Bu davada yargılanan birçok isim darbeyi planlayan, organize eden, örgüt içinde tepe yöneticiler. Yani Gülen’e yakın kişiler. Sanırım bunlar FETÖ lideri Fethullah Gülen’in “ha şu gün ha bu gün çıkacaksınız!” rüyalarına kendilerini baya kaptırmış vaziyetteler. Kendi aralarındaki diyaloglarda gülmeler, kahkaha atmalar, birbirlerine moral verici hareketler yapmalar ve hatta el şakaları yapmalar… Sanki 250 kişinin ölmesine, 2193 kişinin yaralanmasına bunlar sebebiyet vermedi?
Davada ilk önce FETÖ’nün sivil imamları, sonra “darbeci askerler” ifade verecek. İfadeleri merakla bekliyoruz, duruşmaları yakından takip ediyoruz.
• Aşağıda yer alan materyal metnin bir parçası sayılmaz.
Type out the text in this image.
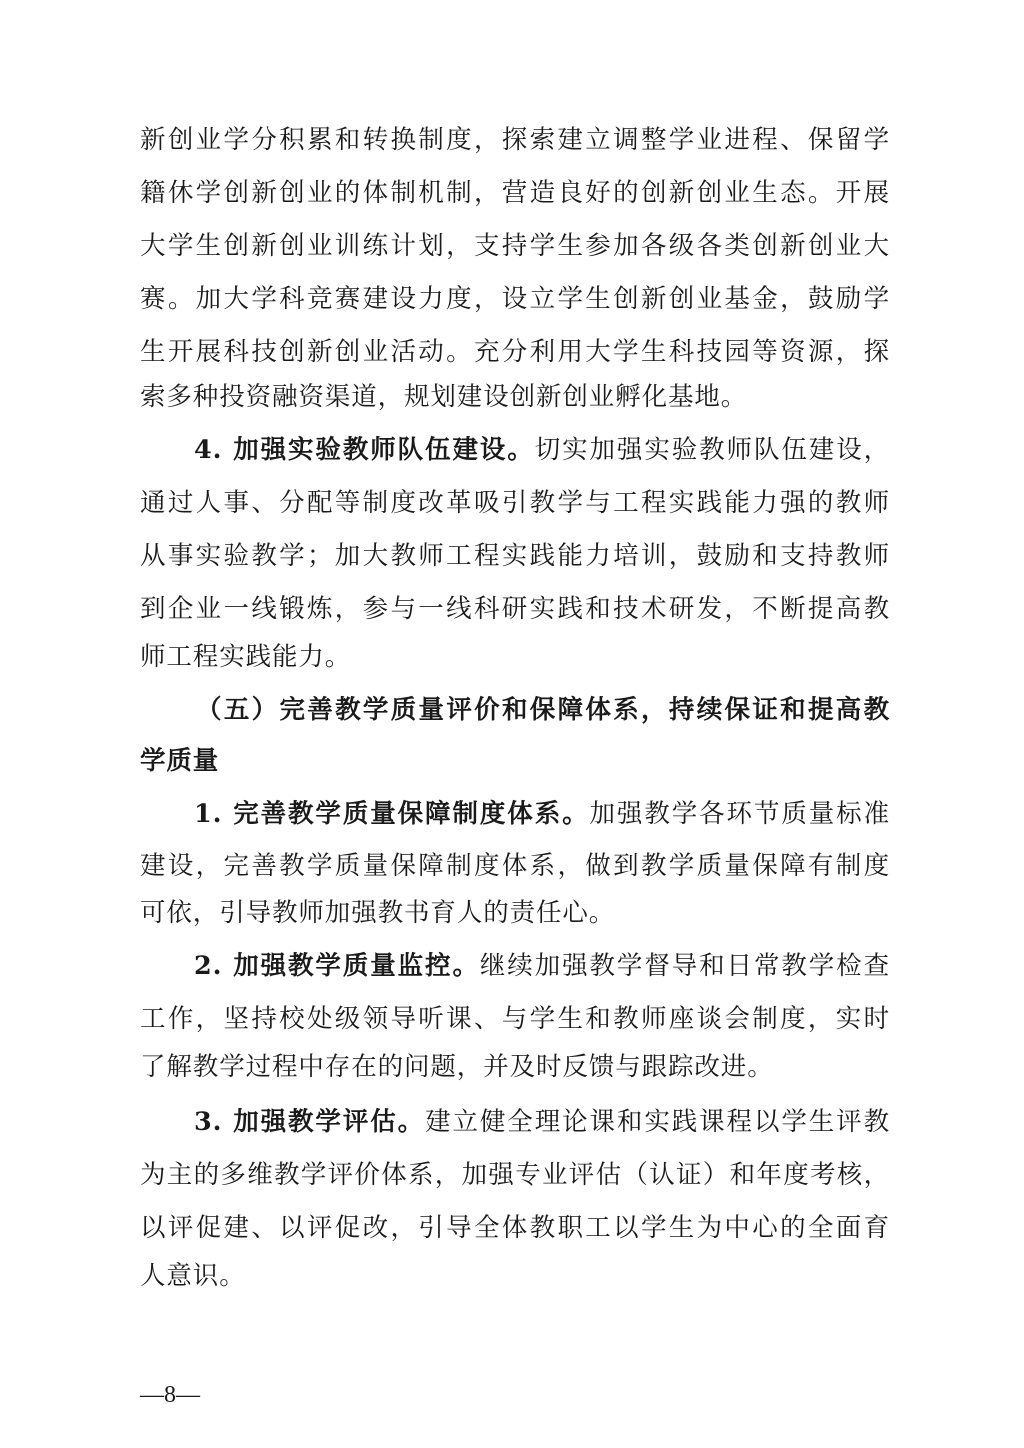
新创业学分积累和转换制度，探索建立调整学业进程、保留学
籍休学创新创业的体制机制，营造良好的创新创业生态。开展
大学生创新创业训练计划，支持学生参加各级各类创新创业大
赛。加大学科竞赛建设力度，设立学生创新创业基金，鼓励学
生开展科技创新创业活动。充分利用大学生科技园等资源，探
索多种投资融资渠道，规划建设创新创业孵化基地。
4. 加强实验教师队伍建设。切实加强实验教师队伍建设，
通过人事、分配等制度改革吸引教学与工程实践能力强的教师
从事实验教学；加大教师工程实践能力培训，鼓励和支持教师
到企业一线锻炼，参与一线科研实践和技术研发，不断提高教
师工程实践能力。
（五）完善教学质量评价和保障体系，持续保证和提高教
学质量
1. 完善教学质量保障制度体系。加强教学各环节质量标准
建设，完善教学质量保障制度体系，做到教学质量保障有制度
可依，引导教师加强教书育人的责任心。
2. 加强教学质量监控。继续加强教学督导和日常教学检查
工作，坚持校处级领导听课、与学生和教师座谈会制度，实时
了解教学过程中存在的问题，并及时反馈与跟踪改进。
3. 加强教学评估。建立健全理论课和实践课程以学生评教
为主的多维教学评价体系，加强专业评估（认证）和年度考核，
以评促建、以评促改，引导全体教职工以学生为中心的全面育
人意识。
—8—
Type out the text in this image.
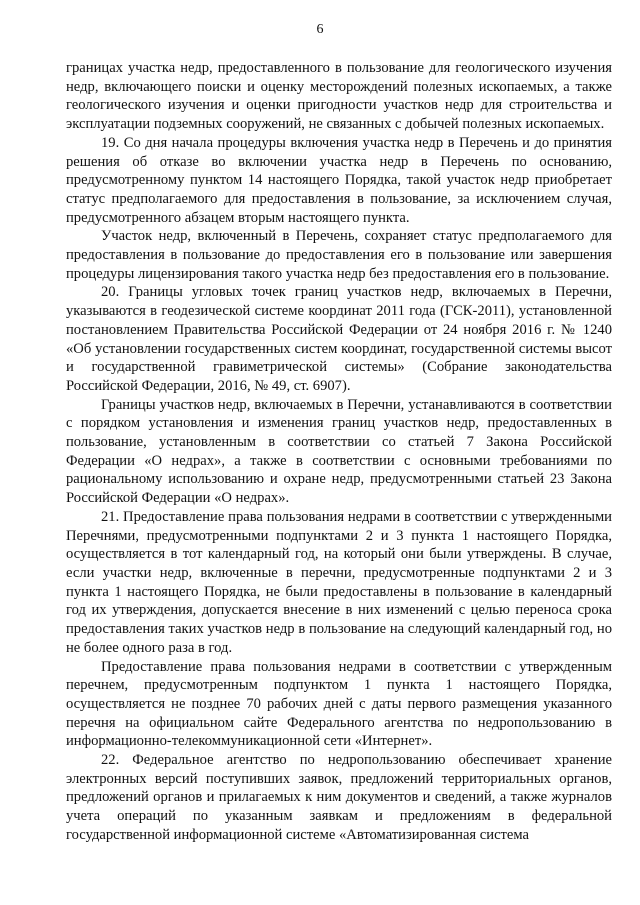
6

границах участка недр, предоставленного в пользование для геологического изучения недр, включающего поиски и оценку месторождений полезных ископаемых, а также геологического изучения и оценки пригодности участков недр для строительства и эксплуатации подземных сооружений, не связанных с добычей полезных ископаемых.

19. Со дня начала процедуры включения участка недр в Перечень и до принятия решения об отказе во включении участка недр в Перечень по основанию, предусмотренному пунктом 14 настоящего Порядка, такой участок недр приобретает статус предполагаемого для предоставления в пользование, за исключением случая, предусмотренного абзацем вторым настоящего пункта.

Участок недр, включенный в Перечень, сохраняет статус предполагаемого для предоставления в пользование до предоставления его в пользование или завершения процедуры лицензирования такого участка недр без предоставления его в пользование.

20. Границы угловых точек границ участков недр, включаемых в Перечни, указываются в геодезической системе координат 2011 года (ГСК-2011), установленной постановлением Правительства Российской Федерации от 24 ноября 2016 г. № 1240 «Об установлении государственных систем координат, государственной системы высот и государственной гравиметрической системы» (Собрание законодательства Российской Федерации, 2016, № 49, ст. 6907).

Границы участков недр, включаемых в Перечни, устанавливаются в соответствии с порядком установления и изменения границ участков недр, предоставленных в пользование, установленным в соответствии со статьей 7 Закона Российской Федерации «О недрах», а также в соответствии с основными требованиями по рациональному использованию и охране недр, предусмотренными статьей 23 Закона Российской Федерации «О недрах».

21. Предоставление права пользования недрами в соответствии с утвержденными Перечнями, предусмотренными подпунктами 2 и 3 пункта 1 настоящего Порядка, осуществляется в тот календарный год, на который они были утверждены. В случае, если участки недр, включенные в перечни, предусмотренные подпунктами 2 и 3 пункта 1 настоящего Порядка, не были предоставлены в пользование в календарный год их утверждения, допускается внесение в них изменений с целью переноса срока предоставления таких участков недр в пользование на следующий календарный год, но не более одного раза в год.

Предоставление права пользования недрами в соответствии с утвержденным перечнем, предусмотренным подпунктом 1 пункта 1 настоящего Порядка, осуществляется не позднее 70 рабочих дней с даты первого размещения указанного перечня на официальном сайте Федерального агентства по недропользованию в информационно-телекоммуникационной сети «Интернет».

22. Федеральное агентство по недропользованию обеспечивает хранение электронных версий поступивших заявок, предложений территориальных органов, предложений органов и прилагаемых к ним документов и сведений, а также журналов учета операций по указанным заявкам и предложениям в федеральной государственной информационной системе «Автоматизированная система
Duruşma salonu dışından notlar.
221 sanıklı Genelkurmay Çatı davasından Akıncılar davasına benzer tablolar… Genelkurmay davasında sanıklar tek sıra halinde oluşturulan kortejle duruşma salonuna alınmıştı. Tek tek ifşa edilmişlerdi. Benzer uygulama Akıncılar davasında da oldu. Ancak çatı davada sanıkların hepsi kortejdeyken bu davada sadece 41 sanık kortejdeydi. Geri kalan 420 sanık arka kapıdan duruşma salonuna alındı. Kortejin en önünde FETÖ’nün sivil imamı “darbeci askerden” baş selamı alan Kemal Batmaz en öndeydi. Arkasında darbeci general Akın Öztürk ve Ankara’nın bombalanması emrini verenlerle bombalayanlar… Batmaz’ın en önde getirilmesiyle ise “Darbe emrini kimden almışlar görün” mesajı verildi.
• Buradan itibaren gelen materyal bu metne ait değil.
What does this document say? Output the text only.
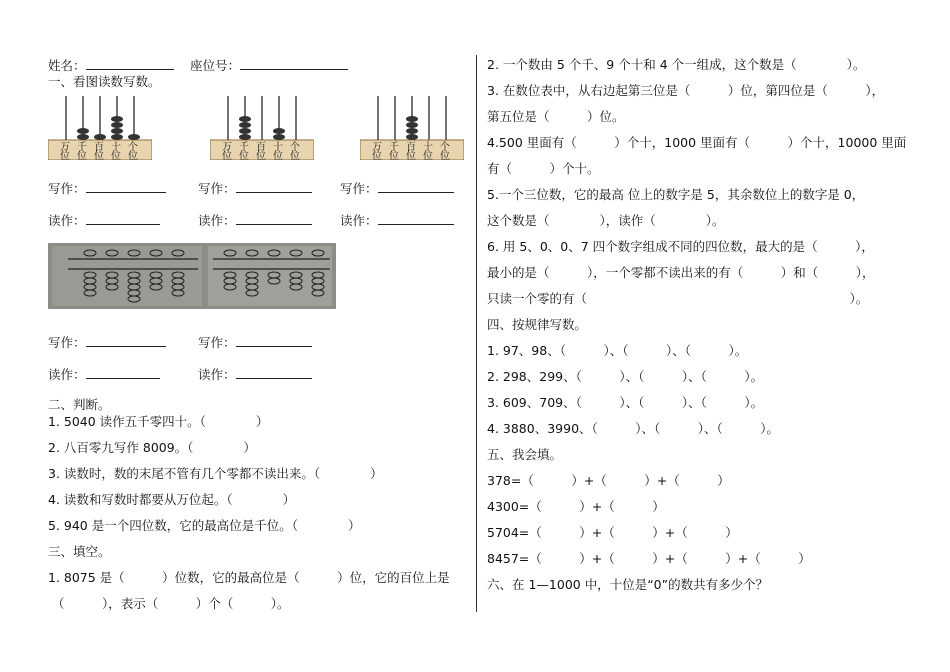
姓名：	座位号：
一、看图读数写数。
万 千 百 十 个
位 位 位 位 位
万 千 百 十 个
位 位 位 位 位
万 千 百 十 个
位 位 位 位 位
写作：	写作：	写作：
读作：	读作：	读作：
写作：	写作：
读作：	读作：
二、判断。
1. 5040 读作五千零四十。（　　　　）
2. 八百零九写作 8009。（　　　　）
3. 读数时，数的末尾不管有几个零都不读出来。（　　　　）
4. 读数和写数时都要从万位起。（　　　　）
5. 940 是一个四位数，它的最高位是千位。（　　　　）
三、填空。
1. 8075 是（　　　）位数，它的最高位是（　　　）位，它的百位上是
（　　　），表示（　　　）个（　　　）。
2. 一个数由 5 个千、9 个十和 4 个一组成，这个数是（　　　　）。
3. 在数位表中，从右边起第三位是（　　　）位，第四位是（　　　），
第五位是（　　　）位。
4.500 里面有（　　　）个十，1000 里面有（　　　）个十，10000 里面
有（　　　）个十。
5.一个三位数，它的最高 位上的数字是 5，其余数位上的数字是 0，
这个数是（　　　　），读作（　　　　）。
6. 用 5、0、0、7 四个数字组成不同的四位数，最大的是（　　　），
最小的是（　　　），一个零都不读出来的有（　　　）和（　　　），
只读一个零的有（　　　　　　　　　　　　　　　　　　　　　）。
四、按规律写数。
1. 97、98、（　　　）、（　　　）、（　　　）。
2. 298、299、（　　　）、（　　　）、（　　　）。
3. 609、709、（　　　）、（　　　）、（　　　）。
4. 3880、3990、（　　　）、（　　　）、（　　　）。
五、我会填。
378=（　　　）+（　　　）+（　　　）
4300=（　　　）+（　　　）
5704=（　　　）+（　　　）+（　　　）
8457=（　　　）+（　　　）+（　　　）+（　　　）
六、在 1—1000 中，十位是“0”的数共有多少个？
Yurttaşlar davanın görüldüğü Sincan Cezaevi yerleşkesine sabahın erken saatlerinde gelmeye başladı. Öfkeleri büyüktü. Fakat öfkelerini hayata geçirme konusunda çatı davadaki gibi adil yargılama ilkesine gölge düşürecek uygulamalara şahit olduk. Sanıklara urgan atmalar, su şişeleri fırlatmalar, sanıkları darp etmek için polis barikatlarını devirmeye çalışmalar, yetmezmiş gibi polis ve cezaevi yetkilileriyle tartışmalar…
Genelkurmay davasında sanıklara yönelik bazı saldırı girişiminde bulunan ve hakaretler eden kişilerin, bir takım çevreler tarafından planlı olarak duruşma alanına getirildiği tespit edilmişti. Akıncı davasında da benzer tabloyu yaşatanların aynı çevreler tarafından organize edildiğine ilişkin iddialar kampüs yerleşkesi içinde konuşuluyordu.
Darbecilere karşı yapılan protestolara ilişkin hukukçuların da ciddi uyarı ve rahatsızlığı gözlemleniyordu. Hukukçularda, yargılamalara gölge düşürecek olayların Türkiye’yi uluslararası arenada zor duruma düşürebileceği görüşü hakim.